Hurstwood, near Burnley
The Hurstwood map covers 12 sq km from Hurstwood Reservoir to Cliviger wind farm. The area has been used for orienteering on and off since the first map was produced from a photogramatic plot in 1989. Unfortunately the origins of the map pre-date modern methods and only paper copies existed. Today's map has been digitally recreated with the benefit of OCAD, Lidar and GPS, and has been progressively resurveyed from 2012 to 2018.

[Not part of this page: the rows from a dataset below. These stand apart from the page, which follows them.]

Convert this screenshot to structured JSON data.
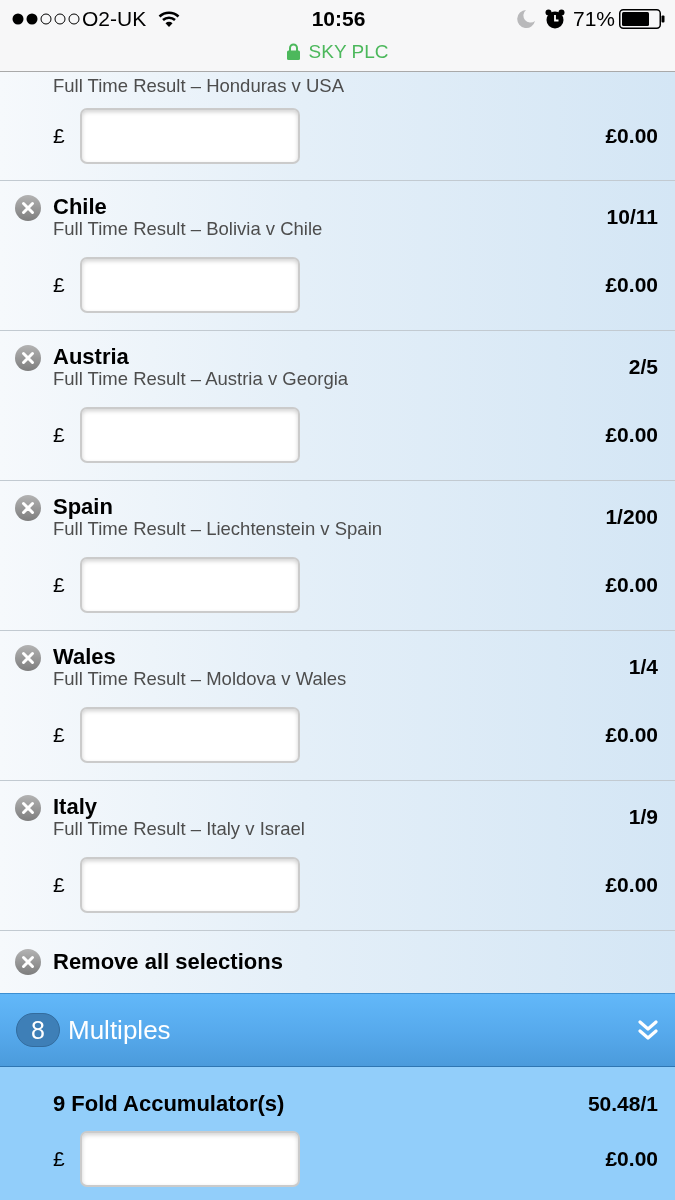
{
  "status_bar": {
    "carrier": "O2-UK",
    "time": "10:56",
    "battery": "71%"
  },
  "address_bar": {
    "site": "SKY PLC"
  },
  "selections": [
    {
      "market": "Full Time Result – Honduras v USA",
      "currency": "£",
      "returns": "£0.00"
    },
    {
      "name": "Chile",
      "market": "Full Time Result – Bolivia v Chile",
      "odds": "10/11",
      "currency": "£",
      "returns": "£0.00"
    },
    {
      "name": "Austria",
      "market": "Full Time Result – Austria v Georgia",
      "odds": "2/5",
      "currency": "£",
      "returns": "£0.00"
    },
    {
      "name": "Spain",
      "market": "Full Time Result – Liechtenstein v Spain",
      "odds": "1/200",
      "currency": "£",
      "returns": "£0.00"
    },
    {
      "name": "Wales",
      "market": "Full Time Result – Moldova v Wales",
      "odds": "1/4",
      "currency": "£",
      "returns": "£0.00"
    },
    {
      "name": "Italy",
      "market": "Full Time Result – Italy v Israel",
      "odds": "1/9",
      "currency": "£",
      "returns": "£0.00"
    }
  ],
  "remove_all": {
    "label": "Remove all selections"
  },
  "multiples": {
    "count": "8",
    "title": "Multiples",
    "bets": [
      {
        "name": "9 Fold Accumulator(s)",
        "odds": "50.48/1",
        "currency": "£",
        "returns": "£0.00"
      }
    ]
  }
}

It is a large area of moors, reservoirs and a complex maze of spoils, large and small, from old mineral workings. Unusual features include horizontal spurs, originally spoil tips, and lines of cannonball-sized stones which are slow to run along. Shaley areas that do not impede the runner are not marked. In many of the unworked areas there is tussock grass, shown on the map with the wide undergrowth symbol, which is generally very slow to run. The edges of theses areas are indistinct and should not be relied upon for navigation. The area is 95% open moorland where contour interpretaion and compass work are the key navigational skills.
We are idebted to the land owners, United Urtilities, the tenant farmer Michael Holmes, and Natural England for permission to hold events on this South Pennines SSSI area. Sensitivities to nesting birds, peat hags and bogland are observed.
Cliviger Hushings: Glacial eratic limestone boulders, originating from Yorkshire, littered this gritstone area like manna from heaven. Naturally the locals made good use of this gift, leaving behind the lime extraction spoils. Lime extracted by this method was used in agriculture and for building in earlier centuries.